Submitting pull requests with few files changed and a clean history means cleaning up your commits. One common solution is to do an interactive rebase and squash commits to rewrite history.

While on a feature branch, I would git rebase -i master, which requires me to remember a few things:

  1. Have I pushed this branch to a shared remote?
  2. What changed in each commit?

I often forget the answer to both of these questions, and undoing an interactive rebase can be a total pain.

Instead of the interactive rebase, try git merge --squash

While on your master branch:

$ git merge --squash branch-name

This will merge your feature branch into master, but stop before committing. Typing git status shows us that every addition and deletion from the feature branch has been staged and is ready for commit.

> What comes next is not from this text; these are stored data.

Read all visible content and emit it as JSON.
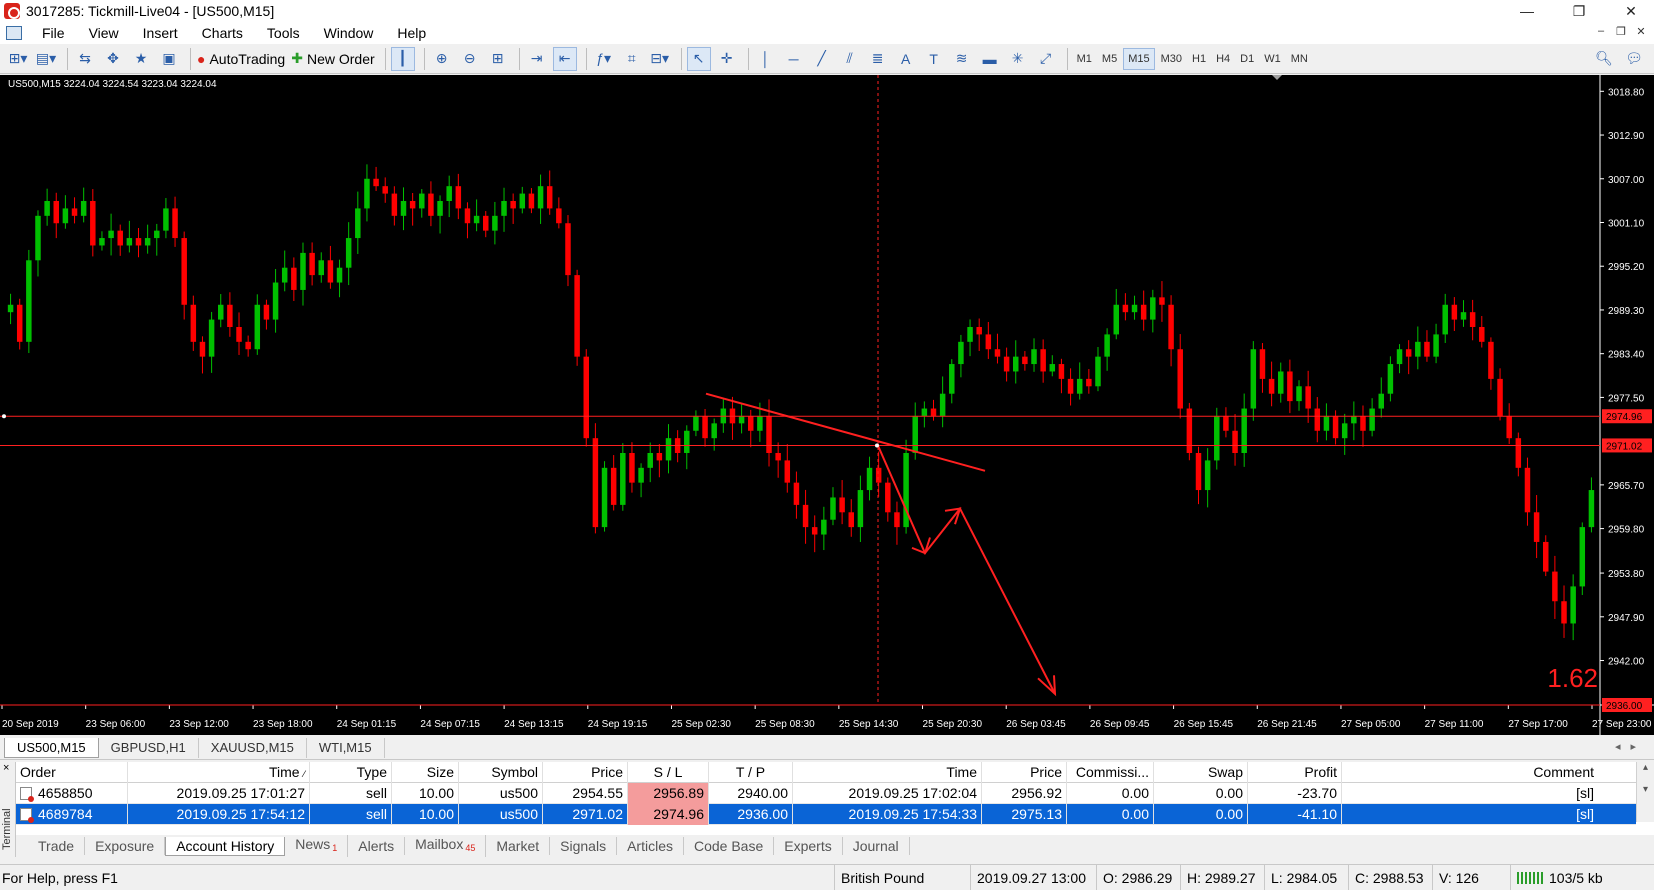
{
  "window": {
    "title": "3017285: Tickmill-Live04 - [US500,M15]",
    "controls": {
      "minimize": "—",
      "restore": "❐",
      "close": "✕"
    }
  },
  "menu": [
    "File",
    "View",
    "Insert",
    "Charts",
    "Tools",
    "Window",
    "Help"
  ],
  "toolbar": {
    "autotrading_label": "AutoTrading",
    "new_order_label": "New Order",
    "timeframes": [
      "M1",
      "M5",
      "M15",
      "M30",
      "H1",
      "H4",
      "D1",
      "W1",
      "MN"
    ],
    "active_timeframe": "M15"
  },
  "chart": {
    "info": "US500,M15  3224.04 3224.54 3223.04 3224.04",
    "ratio_label": "1.62",
    "background_color": "#000000",
    "up_color": "#00c000",
    "down_color": "#ff0000"
  },
  "chart_data": {
    "type": "candlestick",
    "symbol": "US500",
    "timeframe": "M15",
    "y_ticks": [
      "3018.80",
      "3012.90",
      "3007.00",
      "3001.10",
      "2995.20",
      "2989.30",
      "2983.40",
      "2977.50",
      "2965.70",
      "2959.80",
      "2953.80",
      "2947.90",
      "2942.00"
    ],
    "ylim": [
      2936.0,
      3021.0
    ],
    "x_ticks": [
      "20 Sep 2019",
      "23 Sep 06:00",
      "23 Sep 12:00",
      "23 Sep 18:00",
      "24 Sep 01:15",
      "24 Sep 07:15",
      "24 Sep 13:15",
      "24 Sep 19:15",
      "25 Sep 02:30",
      "25 Sep 08:30",
      "25 Sep 14:30",
      "25 Sep 20:30",
      "26 Sep 03:45",
      "26 Sep 09:45",
      "26 Sep 15:45",
      "26 Sep 21:45",
      "27 Sep 05:00",
      "27 Sep 11:00",
      "27 Sep 17:00",
      "27 Sep 23:00"
    ],
    "price_lines": [
      {
        "label": "2974.96",
        "value": 2974.96
      },
      {
        "label": "2971.02",
        "value": 2971.02
      },
      {
        "label": "2936.00",
        "value": 2936.0
      }
    ],
    "close_series": [
      2990,
      2985,
      2996,
      3002,
      3004,
      3001,
      3003,
      3002,
      3004,
      2998,
      2999,
      3000,
      2998,
      2999,
      2998,
      2999,
      3000,
      3003,
      2999,
      2990,
      2985,
      2983,
      2988,
      2990,
      2987,
      2985,
      2984,
      2990,
      2988,
      2993,
      2995,
      2992,
      2997,
      2994,
      2996,
      2993,
      2995,
      2999,
      3003,
      3007,
      3006,
      3005,
      3002,
      3004,
      3003,
      3005,
      3002,
      3004,
      3006,
      3003,
      3001,
      3002,
      3000,
      3002,
      3004,
      3003,
      3005,
      3003,
      3006,
      3003,
      3001,
      2994,
      2983,
      2972,
      2960,
      2968,
      2963,
      2970,
      2966,
      2968,
      2970,
      2969,
      2972,
      2970,
      2973,
      2975,
      2972,
      2974,
      2976,
      2974,
      2975,
      2973,
      2975,
      2970,
      2969,
      2966,
      2963,
      2960,
      2959,
      2961,
      2964,
      2962,
      2960,
      2965,
      2968,
      2966,
      2962,
      2960,
      2970,
      2975,
      2976,
      2975,
      2978,
      2982,
      2985,
      2987,
      2986,
      2984,
      2983,
      2981,
      2983,
      2982,
      2984,
      2981,
      2982,
      2980,
      2978,
      2980,
      2979,
      2983,
      2986,
      2990,
      2989,
      2990,
      2988,
      2991,
      2990,
      2984,
      2976,
      2970,
      2965,
      2969,
      2975,
      2973,
      2970,
      2976,
      2984,
      2980,
      2978,
      2981,
      2977,
      2979,
      2976,
      2973,
      2975,
      2972,
      2974,
      2975,
      2973,
      2976,
      2978,
      2982,
      2984,
      2983,
      2985,
      2983,
      2986,
      2990,
      2988,
      2989,
      2987,
      2985,
      2980,
      2975,
      2972,
      2968,
      2962,
      2958,
      2954,
      2950,
      2947,
      2952,
      2960,
      2965
    ]
  },
  "chart_tabs": [
    "US500,M15",
    "GBPUSD,H1",
    "XAUUSD,M15",
    "WTI,M15"
  ],
  "terminal": {
    "label": "Terminal",
    "close": "×",
    "columns": [
      "Order",
      "Time",
      "Type",
      "Size",
      "Symbol",
      "Price",
      "S / L",
      "T / P",
      "Time",
      "Price",
      "Commissi...",
      "Swap",
      "Profit",
      "Comment"
    ],
    "rows": [
      {
        "order": "4658850",
        "open_time": "2019.09.25 17:01:27",
        "type": "sell",
        "size": "10.00",
        "symbol": "us500",
        "price": "2954.55",
        "sl": "2956.89",
        "tp": "2940.00",
        "close_time": "2019.09.25 17:02:04",
        "close_price": "2956.92",
        "commission": "0.00",
        "swap": "0.00",
        "profit": "-23.70",
        "comment": "[sl]"
      },
      {
        "order": "4689784",
        "open_time": "2019.09.25 17:54:12",
        "type": "sell",
        "size": "10.00",
        "symbol": "us500",
        "price": "2971.02",
        "sl": "2974.96",
        "tp": "2936.00",
        "close_time": "2019.09.25 17:54:33",
        "close_price": "2975.13",
        "commission": "0.00",
        "swap": "0.00",
        "profit": "-41.10",
        "comment": "[sl]"
      }
    ],
    "tabs": [
      {
        "label": "Trade"
      },
      {
        "label": "Exposure"
      },
      {
        "label": "Account History"
      },
      {
        "label": "News",
        "badge": "1"
      },
      {
        "label": "Alerts"
      },
      {
        "label": "Mailbox",
        "badge": "45"
      },
      {
        "label": "Market"
      },
      {
        "label": "Signals"
      },
      {
        "label": "Articles"
      },
      {
        "label": "Code Base"
      },
      {
        "label": "Experts"
      },
      {
        "label": "Journal"
      }
    ],
    "active_tab": "Account History"
  },
  "status": {
    "help": "For Help, press F1",
    "profile": "British Pound",
    "datetime": "2019.09.27 13:00",
    "open": "O: 2986.29",
    "high": "H: 2989.27",
    "low": "L: 2984.05",
    "close": "C: 2988.53",
    "volume": "V: 126",
    "traffic": "103/5 kb"
  }
}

You could unstage files one by one with git reset HEAD <file>, though I prefer to unstage everything with git reset HEAD, and add the changes I need back to the staging area.

Finally, make the commit. It might be helpful to reference where these changes came from, so I usually reference the feature branch name.

$ git commit -m "implement feature 2; merge branch feature-branch"

In effect, we're leaving our feature branch and all of its history intact should we need to reference past commits (yes even fix-typo commits).

Since we did not rewrite the history of the feature branch, there's no need to worry if you pushed that branch or not.